Le Crédit Agricole Normandie-Seine a annoncé la fermeture de 20 agences dans l’Eure et la Seine-Maritime d’ici le printemps 2026. Cette réorganisation s’inscrit dans une volonté d’adaptation aux nouvelles habitudes bancaires. Cependant, cette décision suscite des interrogations sur la proximité bancaire et l’accès aux services, notamment dans les zones rurales.
La banque justifie cette décision par une transformation des usages. Karine Bourguignon, directrice générale du Crédit Agricole Normandie-Seine, explique que la fréquentation des agences est en forte baisse : un client se déplace en moyenne moins de deux fois par an. Avec l’essor des services en ligne et des applications bancaires, la nécessité d’une présence physique permanente s’estompe.
La crise du Covid-19 a accéléré ce phénomène. Beaucoup de clients ont pris l’habitude de gérer leurs comptes à distance, réduisant ainsi le besoin de se rendre en agence. Face à cette évolution, le Crédit Agricole estime qu’il n’est plus viable de maintenir de petites agences sous-fréquentées, en particulier en milieu rural.
Toutefois, la banque assure qu’aucun emploi ne sera supprimé. Les employés des agences concernées seront relocalisés dans des sites plus grands, situés à moins de 15 minutes de leur lieu de travail initial.

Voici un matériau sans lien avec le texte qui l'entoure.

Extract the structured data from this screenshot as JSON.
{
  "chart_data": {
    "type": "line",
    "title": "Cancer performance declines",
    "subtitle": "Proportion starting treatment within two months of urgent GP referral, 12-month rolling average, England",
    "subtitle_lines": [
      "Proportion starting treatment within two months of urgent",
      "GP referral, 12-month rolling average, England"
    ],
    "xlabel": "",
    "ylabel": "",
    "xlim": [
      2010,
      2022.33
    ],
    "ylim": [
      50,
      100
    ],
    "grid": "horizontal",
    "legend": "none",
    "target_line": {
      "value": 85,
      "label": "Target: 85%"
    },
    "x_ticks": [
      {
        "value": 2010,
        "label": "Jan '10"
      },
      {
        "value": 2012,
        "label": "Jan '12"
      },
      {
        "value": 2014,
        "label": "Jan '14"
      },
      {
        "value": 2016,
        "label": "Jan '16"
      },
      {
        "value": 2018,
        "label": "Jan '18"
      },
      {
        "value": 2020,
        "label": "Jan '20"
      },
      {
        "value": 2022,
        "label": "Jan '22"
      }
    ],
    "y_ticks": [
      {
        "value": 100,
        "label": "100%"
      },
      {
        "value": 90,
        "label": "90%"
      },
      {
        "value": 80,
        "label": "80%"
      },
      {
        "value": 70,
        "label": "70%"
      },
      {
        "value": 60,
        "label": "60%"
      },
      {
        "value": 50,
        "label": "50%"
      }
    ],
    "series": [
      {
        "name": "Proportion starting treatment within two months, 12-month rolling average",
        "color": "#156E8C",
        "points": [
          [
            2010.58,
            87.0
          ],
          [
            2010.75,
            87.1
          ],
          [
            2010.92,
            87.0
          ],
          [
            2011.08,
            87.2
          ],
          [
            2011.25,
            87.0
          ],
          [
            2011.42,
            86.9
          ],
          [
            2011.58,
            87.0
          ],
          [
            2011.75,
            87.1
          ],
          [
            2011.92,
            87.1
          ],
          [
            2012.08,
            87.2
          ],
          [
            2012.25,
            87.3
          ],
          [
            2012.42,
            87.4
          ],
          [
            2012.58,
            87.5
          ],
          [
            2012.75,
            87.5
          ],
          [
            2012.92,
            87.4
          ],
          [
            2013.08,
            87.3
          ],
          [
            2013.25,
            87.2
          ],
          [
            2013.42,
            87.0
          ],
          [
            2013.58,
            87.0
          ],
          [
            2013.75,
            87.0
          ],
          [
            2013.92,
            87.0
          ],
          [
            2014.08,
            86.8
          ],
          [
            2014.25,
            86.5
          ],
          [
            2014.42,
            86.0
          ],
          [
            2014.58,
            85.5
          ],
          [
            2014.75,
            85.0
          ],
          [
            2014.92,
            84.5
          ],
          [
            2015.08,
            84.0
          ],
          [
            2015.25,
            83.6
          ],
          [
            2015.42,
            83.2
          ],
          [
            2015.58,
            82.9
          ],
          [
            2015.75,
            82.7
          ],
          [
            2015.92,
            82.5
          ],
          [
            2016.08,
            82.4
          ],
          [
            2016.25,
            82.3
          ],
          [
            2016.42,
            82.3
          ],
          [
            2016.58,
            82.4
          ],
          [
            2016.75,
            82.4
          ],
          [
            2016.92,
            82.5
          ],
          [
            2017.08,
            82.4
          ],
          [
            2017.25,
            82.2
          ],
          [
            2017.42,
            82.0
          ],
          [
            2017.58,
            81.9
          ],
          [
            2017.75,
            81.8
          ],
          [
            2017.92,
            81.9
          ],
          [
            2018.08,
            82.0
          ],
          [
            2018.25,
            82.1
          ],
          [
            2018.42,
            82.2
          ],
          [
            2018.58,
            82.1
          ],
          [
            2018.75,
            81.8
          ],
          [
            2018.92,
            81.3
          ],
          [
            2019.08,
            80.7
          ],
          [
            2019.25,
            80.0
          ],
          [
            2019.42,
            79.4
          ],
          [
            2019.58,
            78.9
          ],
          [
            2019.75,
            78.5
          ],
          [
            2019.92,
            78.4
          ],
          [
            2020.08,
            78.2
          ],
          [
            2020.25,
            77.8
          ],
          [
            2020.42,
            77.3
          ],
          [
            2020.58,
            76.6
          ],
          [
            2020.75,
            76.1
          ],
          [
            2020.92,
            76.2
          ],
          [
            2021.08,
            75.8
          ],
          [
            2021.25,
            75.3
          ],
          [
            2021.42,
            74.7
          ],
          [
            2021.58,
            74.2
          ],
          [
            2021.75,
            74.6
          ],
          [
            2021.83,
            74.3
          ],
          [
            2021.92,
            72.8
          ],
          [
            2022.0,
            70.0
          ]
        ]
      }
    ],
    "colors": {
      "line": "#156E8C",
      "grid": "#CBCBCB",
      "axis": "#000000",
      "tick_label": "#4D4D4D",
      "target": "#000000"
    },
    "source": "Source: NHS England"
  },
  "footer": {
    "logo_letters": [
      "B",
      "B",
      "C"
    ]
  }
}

La direction insiste sur le fait que ce regroupement des équipes dans des agences plus grandes permettra d’améliorer l’expérience client, en garantissant un meilleur suivi et une plus grande disponibilité des conseillers. L’objectif affiché est de proposer un service plus efficace, même si cela passe par une réduction du nombre d’agences physiques.
Le Crédit Agricole veut un accès bancaire réorganisé
Pour pallier ces fermetures, le Crédit Agricole a prévu plusieurs mesures visant à maintenir un service accessible à tous :
– Des horaires élargis : les agences restantes seront ouvertes du lundi au vendredi de 8 h à 19 h et le samedi jusqu’à 17 h.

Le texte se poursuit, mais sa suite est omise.